What is a resistor?
A resistor exhibits useful resistance, which is a way of saying it obeys Ohm's law.
"Useful" meaning it obeys Ohm's law over a useful range of frequencies and voltage or current.
No resistor is perfectly ohmic. All real resistors exhibit dominant capacitance, inductance or more complicated impedance responses at high frequencies (typically MHz to GHz). (The frequency response is linear, so it's not strictly non-ohmic, because V(f) = I(f) * Z(f) and V and I are linear in the usual sense, but Z(f) is not a constant resistance R, rather a complex function of f itself.) Likewise, they aren't ohmic in the static sense: excessive voltage or current will cause overheating, changing the value, or burning it out, or causing arcing. Also, on a very precise scale (parts per million), resistors are nonlinear for a variety of poorly understood reasons.
So with our terms defined, let us consider the diode.
A diode is strongly nonlinear, and also has complicated time-dependent properties, depending on type.
As w2aew has illustrated, PIN diodes exhibit useful resistance, at high frequencies, that is variable with bias.
Statically, a diode would not usually be said to have useful resistance: examples like the diode VGA (variable gain amplifier) or compressor that xfs mentioned are very limited in scope. The change in signal current must be a small fraction of the bias current, otherwise the signal is distorted terribly. This is using calculus, in spite the properties of the diode, not for any benefits of it. Simply put: for suitable considerations (differentiability), for an ever-smaller signal, the V(I) curve looks ever flatter (linear). But this does not change the fact that, on the whole, the diode has an I ~= exp(V) curve, which is one of the most nonlinear functions regularly encountered in math and science.
At high currents, it is true that a diode exhibits resistance: there is parasitic resistance, from the leads, and the bulk semiconductor leading up to the junction itself, which behave ohmically. At high currents, where the voltage drop across this resistance dominates over the junction voltage drop, the diode can be said to be resistive. This is important under surge conditions, where the resistance acts to limit peak current (and also acts to dissipate power, causing the diode to fail).
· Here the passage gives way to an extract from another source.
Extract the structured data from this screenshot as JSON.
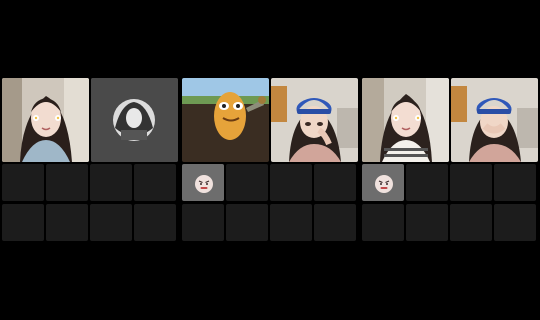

It is not part of normal operation, because the current level is normally much higher than the diode's ratings.
Some exceptions include old fashioned germanium point-contact diodes (where the point contact has so little area that the resistance is large), and SiC schottky diodes (where the bulk semiconductor simply cannot be made as conductive as other materials, and therefore the resistance dominates at currents within ratings).
Because of these special-case conditions, it might not be genuine to say that a diode never exhibits resistance, but a diode definitely cannot be said to be a generic, unequivocal resistor.